Cuando pienso en un verano memorable siempre vuelvo al 93. Tenía 24 años, estaba por recibirme, empezaba a trabajar, pero todavía sin todas las presiones ni todas las responsabilidades que llegarían después. Era esa etapa en la que uno ya no es un adolescente, pero tampoco un adulto con tantos compromisos y responsabilidades. Un punto medio ideal. Como todos los veranos desde que nací, ese verano lo pasé en Punta del Este.

Ese verano, como todos, lo pasé con mis amigos. Somos un grupo grande, y en el 93 estábamos con tiempo, aunque con menos que cuando éramos chicos, y con relativamente poco stress. Las salidas eran largas, las charlas también, y no planeábamos mucho lo que íbamos a ser. Si pintaba algo, lo hacíamos. Ibamos a la playa todos los días, alguna navegada, alguna esquiada, asados y salidas de noche. Había una libertad que la vida ya se estaba empezando a encargar de irla frenando un poco.

En ese verano, el del 93, que fue tan divertido, nos ennoviamos con mi mujer, María Noel, y estamos juntos desde ahí. Fue en Más Allá, un boliche de un amigo mío en La Barra que era donde nos encontrábamos todos antes y después de ir a Space, el boliche del que seguro se acuerdan muchos. Fue un verano muy especial con amigos, libertad, la sensación de estar justo antes de que empezaran los cambios grandes. Pero sobre todo, fue el verano en el que me ennovié con la mujer con la que después formamos nuestra familia.

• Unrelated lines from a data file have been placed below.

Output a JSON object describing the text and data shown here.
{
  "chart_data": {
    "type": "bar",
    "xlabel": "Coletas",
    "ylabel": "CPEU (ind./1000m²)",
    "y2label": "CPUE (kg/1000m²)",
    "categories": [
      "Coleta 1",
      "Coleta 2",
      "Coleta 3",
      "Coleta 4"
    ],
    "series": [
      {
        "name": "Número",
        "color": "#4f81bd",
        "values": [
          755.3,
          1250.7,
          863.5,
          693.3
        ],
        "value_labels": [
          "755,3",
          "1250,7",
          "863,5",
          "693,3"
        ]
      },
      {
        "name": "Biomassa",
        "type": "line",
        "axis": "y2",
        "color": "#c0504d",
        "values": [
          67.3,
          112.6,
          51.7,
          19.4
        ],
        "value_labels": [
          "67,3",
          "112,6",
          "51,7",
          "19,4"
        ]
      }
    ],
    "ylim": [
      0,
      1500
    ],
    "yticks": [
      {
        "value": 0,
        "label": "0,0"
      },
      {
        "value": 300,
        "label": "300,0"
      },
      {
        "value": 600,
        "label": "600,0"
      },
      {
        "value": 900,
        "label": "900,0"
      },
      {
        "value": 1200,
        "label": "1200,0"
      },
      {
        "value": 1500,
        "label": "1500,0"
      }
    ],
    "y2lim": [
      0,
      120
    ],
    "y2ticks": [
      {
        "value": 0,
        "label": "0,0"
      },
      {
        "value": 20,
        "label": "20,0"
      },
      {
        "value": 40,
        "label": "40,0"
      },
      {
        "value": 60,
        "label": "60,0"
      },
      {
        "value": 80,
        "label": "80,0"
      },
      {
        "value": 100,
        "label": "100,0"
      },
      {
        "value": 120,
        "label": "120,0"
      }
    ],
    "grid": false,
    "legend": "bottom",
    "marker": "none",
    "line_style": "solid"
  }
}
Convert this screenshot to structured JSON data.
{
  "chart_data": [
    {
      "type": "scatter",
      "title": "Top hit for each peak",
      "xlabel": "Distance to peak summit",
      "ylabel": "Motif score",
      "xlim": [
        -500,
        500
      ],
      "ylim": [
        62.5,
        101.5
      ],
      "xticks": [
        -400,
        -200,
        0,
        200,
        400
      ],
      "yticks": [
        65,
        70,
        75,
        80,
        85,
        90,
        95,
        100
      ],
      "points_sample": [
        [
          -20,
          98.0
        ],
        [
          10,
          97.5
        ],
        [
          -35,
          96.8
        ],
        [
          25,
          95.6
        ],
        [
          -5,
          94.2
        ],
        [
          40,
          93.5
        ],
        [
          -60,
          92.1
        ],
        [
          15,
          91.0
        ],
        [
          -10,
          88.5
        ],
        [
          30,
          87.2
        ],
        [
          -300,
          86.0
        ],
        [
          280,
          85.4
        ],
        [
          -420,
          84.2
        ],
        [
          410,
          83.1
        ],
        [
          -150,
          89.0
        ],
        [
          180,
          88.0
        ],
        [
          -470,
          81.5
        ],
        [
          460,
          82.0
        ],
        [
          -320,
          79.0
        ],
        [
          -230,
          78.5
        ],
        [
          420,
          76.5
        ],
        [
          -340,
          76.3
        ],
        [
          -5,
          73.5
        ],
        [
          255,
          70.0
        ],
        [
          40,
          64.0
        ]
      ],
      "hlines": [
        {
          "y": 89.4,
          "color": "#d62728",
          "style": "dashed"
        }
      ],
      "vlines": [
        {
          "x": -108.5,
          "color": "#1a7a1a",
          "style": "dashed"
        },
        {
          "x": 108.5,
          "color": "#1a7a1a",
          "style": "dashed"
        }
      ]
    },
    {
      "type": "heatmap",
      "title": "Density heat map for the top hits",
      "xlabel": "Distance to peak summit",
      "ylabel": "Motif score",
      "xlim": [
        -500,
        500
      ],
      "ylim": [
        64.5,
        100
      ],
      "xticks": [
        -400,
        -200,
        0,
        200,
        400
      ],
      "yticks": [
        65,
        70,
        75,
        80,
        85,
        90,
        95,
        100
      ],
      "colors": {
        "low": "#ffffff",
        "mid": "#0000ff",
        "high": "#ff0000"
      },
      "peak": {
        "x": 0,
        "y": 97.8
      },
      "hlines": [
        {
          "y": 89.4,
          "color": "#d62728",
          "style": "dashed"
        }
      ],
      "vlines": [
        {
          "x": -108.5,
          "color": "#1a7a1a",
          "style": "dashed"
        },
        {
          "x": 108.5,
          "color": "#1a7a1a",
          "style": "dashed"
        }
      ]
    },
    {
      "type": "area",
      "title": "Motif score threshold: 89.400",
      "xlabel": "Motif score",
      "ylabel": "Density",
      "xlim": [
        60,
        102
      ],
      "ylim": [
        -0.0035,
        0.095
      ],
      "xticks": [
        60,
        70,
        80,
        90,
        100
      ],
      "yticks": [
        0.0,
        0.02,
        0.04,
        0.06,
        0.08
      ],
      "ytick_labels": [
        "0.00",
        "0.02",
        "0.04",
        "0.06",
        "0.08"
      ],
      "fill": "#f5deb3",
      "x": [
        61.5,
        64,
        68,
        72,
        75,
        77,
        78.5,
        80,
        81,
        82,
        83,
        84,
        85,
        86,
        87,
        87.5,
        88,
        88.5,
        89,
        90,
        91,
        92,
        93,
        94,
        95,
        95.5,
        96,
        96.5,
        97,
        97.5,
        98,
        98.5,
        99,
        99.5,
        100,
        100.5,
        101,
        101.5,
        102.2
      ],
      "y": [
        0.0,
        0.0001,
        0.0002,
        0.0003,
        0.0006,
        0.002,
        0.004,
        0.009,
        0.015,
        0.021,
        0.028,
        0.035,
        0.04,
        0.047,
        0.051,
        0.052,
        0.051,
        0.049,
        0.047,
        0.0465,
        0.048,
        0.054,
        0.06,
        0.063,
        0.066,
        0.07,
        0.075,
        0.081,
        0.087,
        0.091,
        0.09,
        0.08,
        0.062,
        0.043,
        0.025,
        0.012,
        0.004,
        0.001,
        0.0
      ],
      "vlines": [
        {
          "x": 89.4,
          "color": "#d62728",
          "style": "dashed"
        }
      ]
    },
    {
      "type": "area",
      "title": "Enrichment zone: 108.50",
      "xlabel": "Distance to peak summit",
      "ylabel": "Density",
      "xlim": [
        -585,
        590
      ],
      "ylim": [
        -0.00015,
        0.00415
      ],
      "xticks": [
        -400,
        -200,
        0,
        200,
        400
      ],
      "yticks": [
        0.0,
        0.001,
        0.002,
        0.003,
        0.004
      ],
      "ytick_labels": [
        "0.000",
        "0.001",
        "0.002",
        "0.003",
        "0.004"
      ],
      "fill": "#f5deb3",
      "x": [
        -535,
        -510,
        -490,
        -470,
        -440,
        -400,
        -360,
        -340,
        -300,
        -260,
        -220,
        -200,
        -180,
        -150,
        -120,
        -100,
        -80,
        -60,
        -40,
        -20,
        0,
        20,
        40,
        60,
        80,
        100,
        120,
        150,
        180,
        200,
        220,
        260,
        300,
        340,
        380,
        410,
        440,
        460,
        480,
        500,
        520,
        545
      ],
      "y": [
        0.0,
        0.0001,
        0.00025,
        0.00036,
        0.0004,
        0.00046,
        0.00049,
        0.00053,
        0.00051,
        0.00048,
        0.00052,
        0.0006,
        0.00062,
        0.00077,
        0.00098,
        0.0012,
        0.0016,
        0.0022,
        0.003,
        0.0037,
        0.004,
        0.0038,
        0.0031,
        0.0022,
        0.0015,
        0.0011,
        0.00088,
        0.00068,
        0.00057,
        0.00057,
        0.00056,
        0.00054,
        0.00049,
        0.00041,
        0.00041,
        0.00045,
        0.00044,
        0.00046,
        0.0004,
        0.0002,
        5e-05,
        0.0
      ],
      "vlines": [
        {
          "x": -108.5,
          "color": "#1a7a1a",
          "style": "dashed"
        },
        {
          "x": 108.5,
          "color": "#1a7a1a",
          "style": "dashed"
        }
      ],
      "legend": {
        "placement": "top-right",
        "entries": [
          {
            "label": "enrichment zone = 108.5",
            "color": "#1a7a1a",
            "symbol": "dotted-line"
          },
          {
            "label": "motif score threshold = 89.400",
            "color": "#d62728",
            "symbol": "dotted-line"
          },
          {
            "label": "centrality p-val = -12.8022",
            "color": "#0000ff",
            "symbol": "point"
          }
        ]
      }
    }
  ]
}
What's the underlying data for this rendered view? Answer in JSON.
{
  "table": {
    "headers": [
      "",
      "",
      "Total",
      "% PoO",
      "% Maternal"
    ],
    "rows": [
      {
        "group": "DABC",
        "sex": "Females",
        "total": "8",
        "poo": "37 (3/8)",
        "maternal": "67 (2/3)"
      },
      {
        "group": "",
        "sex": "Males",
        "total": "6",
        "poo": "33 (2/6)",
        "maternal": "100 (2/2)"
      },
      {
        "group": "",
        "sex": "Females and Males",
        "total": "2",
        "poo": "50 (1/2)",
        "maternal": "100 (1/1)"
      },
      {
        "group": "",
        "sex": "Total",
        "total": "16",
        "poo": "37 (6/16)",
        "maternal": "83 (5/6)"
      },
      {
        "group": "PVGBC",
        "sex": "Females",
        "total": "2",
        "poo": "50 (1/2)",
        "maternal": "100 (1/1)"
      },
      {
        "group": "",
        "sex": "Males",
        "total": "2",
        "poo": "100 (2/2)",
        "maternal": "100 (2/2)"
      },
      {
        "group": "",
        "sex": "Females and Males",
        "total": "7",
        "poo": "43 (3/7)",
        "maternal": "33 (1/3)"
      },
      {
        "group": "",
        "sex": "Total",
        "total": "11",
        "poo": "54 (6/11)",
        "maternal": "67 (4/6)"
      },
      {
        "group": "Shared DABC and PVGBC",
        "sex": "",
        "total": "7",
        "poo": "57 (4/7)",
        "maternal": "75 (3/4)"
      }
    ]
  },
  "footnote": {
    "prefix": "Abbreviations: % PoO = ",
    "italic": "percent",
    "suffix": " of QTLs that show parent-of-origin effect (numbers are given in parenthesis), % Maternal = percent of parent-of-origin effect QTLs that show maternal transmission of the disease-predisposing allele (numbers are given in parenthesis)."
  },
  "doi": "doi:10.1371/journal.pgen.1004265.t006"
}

Los cambios grandes empezaban.

Con el tiempo entendí que ese verano marcó una especie de límite. Los veranos habían empezado a acortarse por razones bastante lógicas como más trabajo, más responsabilidades, decisiones importantes. En el 94 me recibí de abogado, en el 95 me fui a estudiar a Estados Unidos, más tarde vino el casamiento en el 96, el final del MBA en el 97, vivir en Buenos Aires, volver a Montevideo, los primeros emprendimientos, los hijos, los siguientes emprendimientos. Cada una de esas etapas fue muy buena a su manera, pero también implicó menos disponibilidad, menos horas libres, menos veranos “largos”.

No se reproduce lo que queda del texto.